We are aware that some of our patients are concerned about accessing services at Launceston Medical Centre.  Although we are doing what we can to improve the situation, we must appreciate the challenges faced by general practice reflect the wider problems in the NHS. Most GP Practices have vacancies for GPs and we have seen applications for nursing fall by almost 20% in the last year. 

Furthermore, we have a larger population who are living longer and who experience more complex health needs. The average GP practice has 2,224 more patients than in 2015. This is due to the increase in our population but coincides with a decrease in GPs across the country. The number of fully qualified full-time equivalent GPs has dropped by 1,808 since 2015.  The total number of patients per GP has, on average, therefore increased by 17% to 2,260 patients per GP.

Increasingly, GPs are also moving to part-time posts in an attempt to control their workload and reduce stress, ill-health and burn out. This means that the overall quantity of GPs nationally has dropped and the number in full-time jobs has reduced even further. 

GP work time is counted in half-day clinical sessions which, inevitably given our population growth, are filled with lots of patient appointments.  However, after each of these clinical session GPs also must complete administrative work. This includes interpreting investigation results, generating prescriptions, actioning requests from secondary care, communicating with hospital specialists or carrying out urgent clinical assessments, such as home visits. This means that a half-day session lasts much longer than a half day and GPs can end up working full-time hours on a part-time contract. This is why so few GPs feel a full-time contract (8 sessions) is sustainable. 

Alongside this clinical and administrative work, the GP partners are also responsible for running the business and finding ways to manage the workload to continue to give patients the best access to medical help possible. Over the last two years they have also been responsible for the roll out of COVID vaccinations. 

The complexity of health needs mean that consultations take time to meet the multiple needs of patients, but with a larger population, more appointments are needed daily. At present, Launceston Medical Centre currently provide 500 daily appointments, of which nearly 60% are face to face. In addition, we provide regular care to nursing homes and carry out visits to our most vulnerable patients. There is also a backlog of patients following the covid pandemic either waiting for hospital appointments or presenting late with symptoms. 

Due to the difficulty recruiting GPs, practices have been recruiting staff in additional roles, such as paramedics, nurse practitioners, pharmacists, mental health workers and social prescribers to help support patients.  However, these other health professionals are also in short supply as more practices rely on a wider team to deliver patient care.  At Launceston Medical Centre we are lucky to have a fantastic team working with the GPs and we are actively looking to recruit more members for our team. 

All this means that reception staff/patient advisors have an increased role to play in making sure the patient gets an appointment with the best clinician to help with their problem.   Phone calls take longer as some clinical details are required to make this decision.   Phone lines therefore are busier and most telephone systems in general practice are struggling to cope with the number of phone calls coming in.
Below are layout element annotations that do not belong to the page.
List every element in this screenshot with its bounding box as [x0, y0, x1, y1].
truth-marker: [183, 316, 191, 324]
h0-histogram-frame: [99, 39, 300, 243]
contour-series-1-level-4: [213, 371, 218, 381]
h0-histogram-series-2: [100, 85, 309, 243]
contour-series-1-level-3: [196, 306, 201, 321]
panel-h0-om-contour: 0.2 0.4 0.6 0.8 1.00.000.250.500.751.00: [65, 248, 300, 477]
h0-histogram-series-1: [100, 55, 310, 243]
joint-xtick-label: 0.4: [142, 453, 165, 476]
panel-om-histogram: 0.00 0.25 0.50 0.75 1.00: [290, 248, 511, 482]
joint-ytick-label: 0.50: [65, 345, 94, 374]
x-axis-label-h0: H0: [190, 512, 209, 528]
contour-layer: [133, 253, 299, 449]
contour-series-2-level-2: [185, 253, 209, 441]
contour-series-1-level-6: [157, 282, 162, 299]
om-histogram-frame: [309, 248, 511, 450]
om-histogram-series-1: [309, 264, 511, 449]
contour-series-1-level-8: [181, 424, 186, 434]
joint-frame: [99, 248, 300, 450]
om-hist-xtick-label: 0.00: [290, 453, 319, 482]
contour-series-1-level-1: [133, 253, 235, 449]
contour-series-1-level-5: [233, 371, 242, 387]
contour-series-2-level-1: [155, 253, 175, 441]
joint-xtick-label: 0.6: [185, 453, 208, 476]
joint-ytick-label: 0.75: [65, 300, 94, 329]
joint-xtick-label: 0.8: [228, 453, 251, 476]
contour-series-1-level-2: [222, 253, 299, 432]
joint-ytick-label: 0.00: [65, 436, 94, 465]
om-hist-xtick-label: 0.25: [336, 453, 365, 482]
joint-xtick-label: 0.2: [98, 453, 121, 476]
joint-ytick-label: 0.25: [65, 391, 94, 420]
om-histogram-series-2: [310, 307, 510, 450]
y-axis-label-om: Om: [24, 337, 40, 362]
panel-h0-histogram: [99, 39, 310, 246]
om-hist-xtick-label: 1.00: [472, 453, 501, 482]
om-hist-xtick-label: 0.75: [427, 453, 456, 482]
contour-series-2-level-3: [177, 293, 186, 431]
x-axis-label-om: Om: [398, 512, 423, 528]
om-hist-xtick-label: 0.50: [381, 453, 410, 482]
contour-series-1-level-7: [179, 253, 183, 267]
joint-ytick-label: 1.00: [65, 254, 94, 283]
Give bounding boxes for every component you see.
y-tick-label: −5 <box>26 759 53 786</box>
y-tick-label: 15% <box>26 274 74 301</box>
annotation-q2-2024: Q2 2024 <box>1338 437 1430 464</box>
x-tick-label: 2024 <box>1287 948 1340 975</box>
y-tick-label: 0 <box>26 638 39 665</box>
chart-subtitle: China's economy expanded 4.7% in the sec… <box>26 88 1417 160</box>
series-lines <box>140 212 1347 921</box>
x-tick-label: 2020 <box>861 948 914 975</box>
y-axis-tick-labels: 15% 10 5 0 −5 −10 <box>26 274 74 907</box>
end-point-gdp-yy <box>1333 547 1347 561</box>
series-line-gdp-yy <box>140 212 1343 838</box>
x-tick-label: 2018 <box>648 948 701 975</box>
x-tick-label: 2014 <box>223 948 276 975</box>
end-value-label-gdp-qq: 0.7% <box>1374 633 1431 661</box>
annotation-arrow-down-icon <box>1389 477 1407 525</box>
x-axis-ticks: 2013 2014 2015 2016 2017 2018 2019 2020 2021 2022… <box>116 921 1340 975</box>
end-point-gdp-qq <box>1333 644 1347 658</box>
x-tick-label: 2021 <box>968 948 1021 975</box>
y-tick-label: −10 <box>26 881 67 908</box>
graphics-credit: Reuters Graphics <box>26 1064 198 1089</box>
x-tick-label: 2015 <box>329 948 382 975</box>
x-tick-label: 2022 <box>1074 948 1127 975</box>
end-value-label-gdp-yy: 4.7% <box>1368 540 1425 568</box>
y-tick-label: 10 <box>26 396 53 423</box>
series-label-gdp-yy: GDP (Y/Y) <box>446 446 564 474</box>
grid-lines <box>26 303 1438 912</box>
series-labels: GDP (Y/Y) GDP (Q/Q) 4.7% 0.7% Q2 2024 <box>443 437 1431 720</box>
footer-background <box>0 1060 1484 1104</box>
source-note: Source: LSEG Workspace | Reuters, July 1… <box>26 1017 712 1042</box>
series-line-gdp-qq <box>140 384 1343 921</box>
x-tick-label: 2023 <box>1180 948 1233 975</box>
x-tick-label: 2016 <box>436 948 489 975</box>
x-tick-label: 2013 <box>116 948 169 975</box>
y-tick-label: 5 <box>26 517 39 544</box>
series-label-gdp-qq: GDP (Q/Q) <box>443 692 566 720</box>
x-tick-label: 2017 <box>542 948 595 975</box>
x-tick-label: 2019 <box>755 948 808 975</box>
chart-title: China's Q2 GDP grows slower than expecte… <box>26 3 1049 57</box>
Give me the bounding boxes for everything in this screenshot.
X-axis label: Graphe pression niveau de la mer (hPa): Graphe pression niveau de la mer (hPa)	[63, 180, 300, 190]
Launceston Medical Centre responded to complaints back in November about the telephone wait times and while data shows a reduction in waiting times, over the last two months there has also been a huge surge in appointments required due to an increased prevalence of infectious diseases such as scarlet fever, flu and of course ongoing covid infections putting additional pressure on general practice. 

Although e-consults are available as an alternative way to contact the practice, many patients find it easier to phone.  At Launceston Medical Centre (and many other similar practices) our current system is set up such that we keep the vast majority of appointments free for on the day booking.  This allows us the flexibility to see all patients that require an urgent appointment on the day.  However, this does mean that when all the available routine appointments are booked, we have to turn away patients and only help with problems that are genuinely urgent for that day.   When this happens, we ask the patients with less urgent problems to ring on another day when there may be more appointments available.  Understandably this leads to frustration with long waits on the phone, patients getting cut off (as the phone line will only hold 20 calls at a time) and finding that the situation is the same on the next day.   This had been a particular problem over the last couple of months due to the large number of face-to-face urgent appointments needed for the recent surge in strep A, COVID and flu infections, alongside increased staff illness due to the same infections. 

We understand our system needs to change to manage the demand and make sure each patient gets an appointment the first time they contact the medical centre, within the right timeframe and with the right clinician for their need.  Alongside our clinical work, we are currently looking at potential solutions to this problem and hope to be able to implement a change soon.